A state lawmaker thinks he's found the perfect place to locate the hard-to-find organs needed for lifesaving transplants: on death row
Rep. Joe Dorman, D-Rush Springs, is drafting a bill that would allow prisoners facing the death penalty to donate their organs.
Dorman acknowledges that the controversial measure faces several hurdles, including changing the state's execution procedure for those who volunteer to serve as donors.
Oklahoma now executes inmates using lethal injection, which would render any donated organs unusable. Under Dorman's plan, inmates would be anesthetized, have their organs removed at the correctional facility by a surgeon, then be kept on life support until they are executed.
“I don't think it will be a tough sell,” Dorman said. “I think with the strong stance that we have with members of the Legislature being pro-life, I certainly see this as a pro-life idea because you're saving lives with the actions of that prisoner seeking redemption.”

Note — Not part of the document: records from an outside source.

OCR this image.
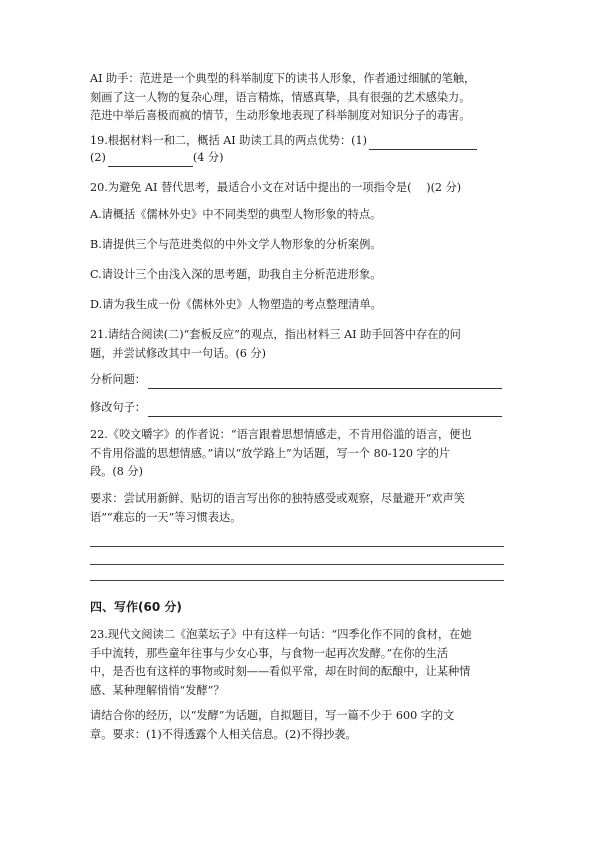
AI 助手：范进是一个典型的科举制度下的读书人形象，作者通过细腻的笔触，

刻画了这一人物的复杂心理，语言精炼，情感真挚，具有很强的艺术感染力。

范进中举后喜极而疯的情节，生动形象地表现了科举制度对知识分子的毒害。

19.根据材料一和二，概括 AI 助读工具的两点优势：(1)
(2)	(4 分)

20.为避免 AI 替代思考，最适合小文在对话中提出的一项指令是(　 )(2 分)

A.请概括《儒林外史》中不同类型的典型人物形象的特点。

B.请提供三个与范进类似的中外文学人物形象的分析案例。

C.请设计三个由浅入深的思考题，助我自主分析范进形象。

D.请为我生成一份《儒林外史》人物塑造的考点整理清单。

21.请结合阅读(二)“套板反应”的观点，指出材料三 AI 助手回答中存在的问

题，并尝试修改其中一句话。(6 分)

分析问题：
修改句子：

22.《咬文嚼字》的作者说：“语言跟着思想情感走，不肯用俗滥的语言，便也

不肯用俗滥的思想情感。”请以“放学路上”为话题，写一个 80-120 字的片

段。(8 分)

要求：尝试用新鲜、贴切的语言写出你的独特感受或观察，尽量避开“欢声笑

语”“难忘的一天”等习惯表达。

四、写作(60 分)

23.现代文阅读二《泡菜坛子》中有这样一句话：“四季化作不同的食材，在她

手中流转，那些童年往事与少女心事，与食物一起再次发酵。”在你的生活

中，是否也有这样的事物或时刻——看似平常，却在时间的酝酿中，让某种情

感、某种理解悄悄“发酵”？

请结合你的经历，以“发酵”为话题，自拟题目，写一篇不少于 600 字的文

章。要求：(1)不得透露个人相关信息。(2)不得抄袭。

But state Corrections Department officials say they have little money to afford such a program. And the head of the nonprofit group that oversees the state's organ donation registry questioned the ethics of such a prisoner-donor program, calling it a “potential disaster.”
Under Dorman's proposal, doctors would not wait for a person to be declared brain dead before harvesting their organs.
“It completely inverts the process (by) removing the organs while the patients are still alive and then executing them,” said Jeff Orlowski, CEO of Life Share Transplant Services, which oversees the organ donation registry in Oklahoma. “It's very much a problem.”
Orlowski also questioned the cost of building a prison surgical facility capable of handling such complex procedures.
“When we have an organ donor at a hospital, we may have surgical teams coming from California, Florida and Illinois to take individual organs they're going to take back and transplant,” Orlowski said. “You have to coordinate multiple surgical teams, and to have that happen in a correctional facility, I would think would be logistically impossible.”
By the numbers
• About 135,000 people are on the waiting list for an organ in the U.S.
• About 27,000 people receive transplants every year.
• About 7,000 die waiting.
• Orlowski estimated about 70 Oklahomans on the waiting list died last year before an organ could be found.
• Between 2010 and 2012, the state executed 11 inmates.
Even had they volunteered for such a program, Dorman and Orlowski agree that many probably would not have been eligible donors because of their poor health or past drug use, raising questions about the financial costs associated with such a small number of potential donors.
Orlowski said he would rather see the money needed to create a new execution system instead put into public education to increase awareness of the need for healthy organs, adding that the best thing anyone can do to help save lives is to register as an organ donor.
Joyce Jackson, a Corrections Department spokeswoman, said department representatives have no official opinion on Dorman's bill.
Jackson did say the costs could be burdensome on an already overcrowded, and, some say, underfunded prison system.
“I would say at this point, we can't afford much of anything,” Jackson said.
Dorman said he is optimistic about his bill's chances in the Legislature, adding that any potential costs associated with the new law would be worth it.
“You can't put a price on life,” Dorman said.